Ни на кого не глядя, она перетащила стул на другую сторону и села так, чтобы закрыть собой Стасю. У нее тотчас перекосилось лицо, будто она только этого и ждала, но не смела попросить. Закинув руку, Стася прижала ее к глазам, выставив острый, гладкий локоть.

"А ведь она, действительно, сильно похудела… Как же я ничего не заметила?" – Але хотелось в отместку куснуть себя до крови, но она понимала, что это выглядело бы дико.

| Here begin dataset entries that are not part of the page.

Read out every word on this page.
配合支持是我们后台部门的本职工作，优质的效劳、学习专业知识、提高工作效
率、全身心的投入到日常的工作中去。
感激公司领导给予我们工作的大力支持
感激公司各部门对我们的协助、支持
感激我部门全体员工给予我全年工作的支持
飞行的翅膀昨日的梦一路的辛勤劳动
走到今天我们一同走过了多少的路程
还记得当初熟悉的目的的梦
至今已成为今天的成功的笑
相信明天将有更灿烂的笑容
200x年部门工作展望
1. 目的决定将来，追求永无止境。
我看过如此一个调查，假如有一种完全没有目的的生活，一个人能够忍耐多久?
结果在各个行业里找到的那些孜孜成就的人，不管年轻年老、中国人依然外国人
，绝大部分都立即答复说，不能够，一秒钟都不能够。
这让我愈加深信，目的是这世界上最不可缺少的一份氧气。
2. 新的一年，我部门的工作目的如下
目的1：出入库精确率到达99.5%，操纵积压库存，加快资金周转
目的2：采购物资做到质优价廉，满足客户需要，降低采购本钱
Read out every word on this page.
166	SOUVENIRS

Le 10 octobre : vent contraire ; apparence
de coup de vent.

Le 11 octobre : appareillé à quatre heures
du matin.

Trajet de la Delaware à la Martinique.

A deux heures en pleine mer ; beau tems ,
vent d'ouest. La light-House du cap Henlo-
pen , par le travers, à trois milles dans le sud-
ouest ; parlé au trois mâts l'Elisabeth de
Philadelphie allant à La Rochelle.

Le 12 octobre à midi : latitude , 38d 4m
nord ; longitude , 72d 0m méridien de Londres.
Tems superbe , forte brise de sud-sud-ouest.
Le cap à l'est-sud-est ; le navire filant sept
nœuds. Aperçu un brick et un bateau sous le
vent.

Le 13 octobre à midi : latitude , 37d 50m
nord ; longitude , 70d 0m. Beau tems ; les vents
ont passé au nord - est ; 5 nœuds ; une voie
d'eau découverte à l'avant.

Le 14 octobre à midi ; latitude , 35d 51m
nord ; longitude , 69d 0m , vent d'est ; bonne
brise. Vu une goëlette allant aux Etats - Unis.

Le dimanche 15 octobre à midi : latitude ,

Она, сгорбившись, молча сидела рядом, совершенно не зная, что ей делать и что сказать. Стася сама прошептала, срываясь на каждом слове:

– Ты не бери в голову… Что тут скажешь? Я и сама не знала бы, что сказать… А ведь это моя профессия… Не нужно говорить. Просто посиди со мной. Мне легче, когда ты тут.

– Завтра мне разрешили тебя… увезти, – Алька едва не сказала "забрать", но это слово было таким мертвым, что она сама ужаснулась ему.

Стася спохватилась:

– Маме не говори! – она ладонью вытерла глаза. – Пусть хоть этот месяц поживет спокойно. Ей потом хватит… Ей бы отца вынести с его артритом.

– Она же будет тебя искать.

– Я позвоню, – с обычной находчивостью отозвалась Стася. – Скажу, что улетаю на Канары. Горящая путевка. Она знает, что у нас набирали группу радиослушателей, которые… которые… выиграли…

У нее опять затряслись мокрые губы, всегда такие яркие, не знающие помады, а сейчас – синеватые. Не выдержав этого, Аля взяла ее руку и прижала к щеке, поцеловав ладонь. Раньше она никогда такого не делала, но Стася не удивилась, хотя должна была помнить, как они обе презрительно надсмехались над непременными девчоночьими поцелуйчиками. Им это было ни к чему, ведь их близость была глубже физической.